V-cs back in fray to halt fees

March 19, 2004

Talks are under way between ministers and Labour backbenchers about "clarification" of the higher education bill as it emerged that up to 20 vice-chancellors are poised to step up their lobbying against variable fees.

Government sources said there would be "no further concessions' on the bill but admitted that ministers were still talking to backbenchers about their concerns - particularly over plans to review the operation of the fee system.

It is understood that Labour MPs - including loyalists - are considering tabling "radical" amendments next week.

But the return of the bill to the Commons on March 31 after its scrutiny in committee may be greeted by a public letter signed by as many as 20 vice-chancellors outlining their "major concerns" about variability.

Ironically, 74 vice-chancellors signed a newspaper advert in support of the bill at its second reading in January.

But some vice-chancellors said Universities UK had failed to "adequately represent" the range of views about the bill.

UUK replied: "Any membership organisation is going to have a variety of views. The overwhelming majority of our members support the higher education bill and our position is clear - the proposals for a variable graduate contribution scheme, coupled with the enhanced measures for student support, are necessary and fair."

Michael Driscoll, chairman of Campaigning for Mainstream Universities, said: "I think that any organisation that represents a very diverse sector is going to have difficulty in reflecting all those views at the same time.

UUK has had a difficult job to do holding the ring, and no matter how hard it tries it is bound to be seen to have failed by one group or another."

  • Tuition fees will hinder students from continuing their education, the National Postgraduate Committee has warned. The NPC will oppose the bill because of variable fees although it supports plans for an Arts and Humanities Research Council and wants the visitor system for dealing with student complaints scrapped.



Gillian Slater of Bournemouth University
"The cap on fees will be lifted very rapidly indeed, and a small number of universities will be pushing to charge £10,000 to £15,000 a year. I don't think that would be a very happy scenario for public life in England - a very retrogressive step. We should do everything we can to get variability removed from the bill."

Malcolm McVicar of the University of Central Lancashire
"There is a group of us who are deeply concerned about aspects of the bill - supportive of much of the bill but deeply concerned at aspects such as variability. There are 20 or so who have major reservations: vice-chancellors and principals of large colleges."

Mike Thorne of the University of East London
"The issue is trying to get across our concerns adequately when we don't feel the representational body, UUK, is successfully doing that.
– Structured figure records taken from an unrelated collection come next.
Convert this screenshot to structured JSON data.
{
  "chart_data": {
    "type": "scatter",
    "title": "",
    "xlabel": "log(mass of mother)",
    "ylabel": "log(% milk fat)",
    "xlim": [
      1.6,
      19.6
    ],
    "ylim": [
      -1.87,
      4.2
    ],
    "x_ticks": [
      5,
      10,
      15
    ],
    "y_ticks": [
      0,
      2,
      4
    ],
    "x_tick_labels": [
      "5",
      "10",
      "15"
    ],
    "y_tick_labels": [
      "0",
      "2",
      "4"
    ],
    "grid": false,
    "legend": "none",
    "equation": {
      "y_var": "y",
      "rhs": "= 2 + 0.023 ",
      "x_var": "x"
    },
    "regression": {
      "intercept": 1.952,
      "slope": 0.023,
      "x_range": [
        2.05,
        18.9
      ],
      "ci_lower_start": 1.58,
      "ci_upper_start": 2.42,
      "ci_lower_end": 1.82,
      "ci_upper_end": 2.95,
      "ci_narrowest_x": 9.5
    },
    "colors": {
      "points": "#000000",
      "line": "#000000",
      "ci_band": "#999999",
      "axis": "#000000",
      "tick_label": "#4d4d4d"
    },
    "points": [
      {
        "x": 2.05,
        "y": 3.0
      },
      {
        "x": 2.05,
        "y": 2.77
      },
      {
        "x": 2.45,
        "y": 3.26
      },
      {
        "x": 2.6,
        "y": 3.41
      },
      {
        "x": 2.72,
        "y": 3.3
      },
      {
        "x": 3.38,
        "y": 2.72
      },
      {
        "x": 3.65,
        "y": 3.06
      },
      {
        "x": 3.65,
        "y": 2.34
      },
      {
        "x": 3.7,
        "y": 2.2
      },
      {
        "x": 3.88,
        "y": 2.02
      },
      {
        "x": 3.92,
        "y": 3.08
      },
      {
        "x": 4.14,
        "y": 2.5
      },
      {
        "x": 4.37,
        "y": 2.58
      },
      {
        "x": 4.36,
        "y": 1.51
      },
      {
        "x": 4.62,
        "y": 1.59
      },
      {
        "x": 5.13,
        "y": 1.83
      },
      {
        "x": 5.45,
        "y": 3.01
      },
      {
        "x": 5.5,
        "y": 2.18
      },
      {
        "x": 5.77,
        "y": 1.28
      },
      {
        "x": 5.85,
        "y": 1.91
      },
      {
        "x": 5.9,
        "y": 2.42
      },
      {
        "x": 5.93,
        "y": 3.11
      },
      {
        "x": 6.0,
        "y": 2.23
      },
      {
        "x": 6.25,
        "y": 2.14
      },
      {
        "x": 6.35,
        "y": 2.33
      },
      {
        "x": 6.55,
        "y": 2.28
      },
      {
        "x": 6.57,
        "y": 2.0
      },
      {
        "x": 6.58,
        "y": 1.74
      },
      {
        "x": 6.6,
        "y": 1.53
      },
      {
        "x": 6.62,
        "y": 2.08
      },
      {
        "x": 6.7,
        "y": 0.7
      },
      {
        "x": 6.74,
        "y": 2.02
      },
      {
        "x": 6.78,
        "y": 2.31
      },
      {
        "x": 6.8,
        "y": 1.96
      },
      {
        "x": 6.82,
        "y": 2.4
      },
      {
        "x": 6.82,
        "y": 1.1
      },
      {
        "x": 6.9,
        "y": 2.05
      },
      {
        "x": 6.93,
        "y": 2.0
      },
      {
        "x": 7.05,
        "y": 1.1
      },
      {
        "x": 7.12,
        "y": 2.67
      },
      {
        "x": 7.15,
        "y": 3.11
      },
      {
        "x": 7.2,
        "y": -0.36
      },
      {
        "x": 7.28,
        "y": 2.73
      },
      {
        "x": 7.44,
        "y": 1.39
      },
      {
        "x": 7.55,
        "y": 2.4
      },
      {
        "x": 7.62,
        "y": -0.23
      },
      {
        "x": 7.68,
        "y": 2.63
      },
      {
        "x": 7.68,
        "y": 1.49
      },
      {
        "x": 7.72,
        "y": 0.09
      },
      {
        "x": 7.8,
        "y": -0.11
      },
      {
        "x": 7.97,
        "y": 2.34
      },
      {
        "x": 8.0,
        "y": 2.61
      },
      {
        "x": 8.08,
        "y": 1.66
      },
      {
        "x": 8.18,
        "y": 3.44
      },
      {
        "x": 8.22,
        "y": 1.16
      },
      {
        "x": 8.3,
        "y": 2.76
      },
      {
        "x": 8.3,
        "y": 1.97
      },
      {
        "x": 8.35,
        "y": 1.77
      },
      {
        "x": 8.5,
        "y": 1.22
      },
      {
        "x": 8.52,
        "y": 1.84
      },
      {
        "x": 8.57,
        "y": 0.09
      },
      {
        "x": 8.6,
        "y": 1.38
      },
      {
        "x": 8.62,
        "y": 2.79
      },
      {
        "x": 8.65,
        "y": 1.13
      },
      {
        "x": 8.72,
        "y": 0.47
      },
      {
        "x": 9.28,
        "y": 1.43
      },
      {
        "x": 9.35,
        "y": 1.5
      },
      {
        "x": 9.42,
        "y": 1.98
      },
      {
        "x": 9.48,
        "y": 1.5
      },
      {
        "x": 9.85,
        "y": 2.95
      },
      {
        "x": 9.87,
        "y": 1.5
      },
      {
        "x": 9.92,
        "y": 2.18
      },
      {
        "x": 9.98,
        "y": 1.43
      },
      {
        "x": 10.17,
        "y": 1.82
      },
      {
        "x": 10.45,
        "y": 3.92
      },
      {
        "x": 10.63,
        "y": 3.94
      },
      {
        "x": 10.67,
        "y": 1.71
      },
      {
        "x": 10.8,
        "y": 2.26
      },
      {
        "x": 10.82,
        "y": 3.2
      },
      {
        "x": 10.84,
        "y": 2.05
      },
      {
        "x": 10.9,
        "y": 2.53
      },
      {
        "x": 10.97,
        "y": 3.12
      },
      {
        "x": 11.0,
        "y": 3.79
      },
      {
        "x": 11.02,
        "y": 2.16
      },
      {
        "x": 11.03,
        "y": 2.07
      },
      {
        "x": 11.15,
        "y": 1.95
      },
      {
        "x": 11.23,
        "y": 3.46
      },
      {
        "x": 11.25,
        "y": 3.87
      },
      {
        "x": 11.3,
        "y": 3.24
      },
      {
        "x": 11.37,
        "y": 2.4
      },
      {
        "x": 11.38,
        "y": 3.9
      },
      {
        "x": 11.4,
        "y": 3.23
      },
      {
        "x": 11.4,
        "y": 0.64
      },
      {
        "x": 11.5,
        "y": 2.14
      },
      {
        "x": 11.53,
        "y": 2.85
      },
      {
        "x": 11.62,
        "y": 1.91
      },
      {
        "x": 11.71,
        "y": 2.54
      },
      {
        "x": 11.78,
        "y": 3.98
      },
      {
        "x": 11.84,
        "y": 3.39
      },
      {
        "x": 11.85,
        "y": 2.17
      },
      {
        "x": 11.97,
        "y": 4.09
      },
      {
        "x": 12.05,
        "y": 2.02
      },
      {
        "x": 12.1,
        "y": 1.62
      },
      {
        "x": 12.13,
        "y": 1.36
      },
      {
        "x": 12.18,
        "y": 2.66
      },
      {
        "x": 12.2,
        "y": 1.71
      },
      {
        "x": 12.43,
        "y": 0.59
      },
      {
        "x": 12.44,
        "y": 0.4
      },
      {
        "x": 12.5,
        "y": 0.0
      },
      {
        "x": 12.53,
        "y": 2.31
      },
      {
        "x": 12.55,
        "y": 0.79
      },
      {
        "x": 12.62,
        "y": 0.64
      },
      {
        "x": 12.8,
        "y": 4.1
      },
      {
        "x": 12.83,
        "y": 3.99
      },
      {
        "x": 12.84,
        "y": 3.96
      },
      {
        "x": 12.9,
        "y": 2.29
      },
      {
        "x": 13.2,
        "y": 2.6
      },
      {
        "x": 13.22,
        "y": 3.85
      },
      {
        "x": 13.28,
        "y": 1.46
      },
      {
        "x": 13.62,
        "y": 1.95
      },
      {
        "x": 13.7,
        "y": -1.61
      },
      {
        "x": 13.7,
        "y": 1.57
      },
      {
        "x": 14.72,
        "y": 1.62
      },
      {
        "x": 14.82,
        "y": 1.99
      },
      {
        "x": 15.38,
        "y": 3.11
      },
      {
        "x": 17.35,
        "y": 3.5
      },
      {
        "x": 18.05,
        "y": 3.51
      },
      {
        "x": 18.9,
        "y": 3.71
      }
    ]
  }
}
We've all been talking long and hard to local MPs and those sympathetic to our point of view - which is that the government has moved, but not moved far enough."

Chris Taylor of Bradford University
"There are significant numbers of vice-chancellors, in my opinion, who are ill at ease about variable fees, and I think we still need a proper debate about the implications of a market economy at undergraduate level in higher education."

Simon Lee of Leeds Metropolitan University
(Objecting to Sir Richard's Sykes' comment that money was being "wasted" on "third-class" modern universities)

"The higher education bill is a Trojan horse that the government and its cronies have wheeled right up to the gates of universities. Beware cliques bearing gifts.

"Sir Richard Sykes has revealed what is really intended by popping out prematurely, in full warrior mode, launching an ill-informed attack."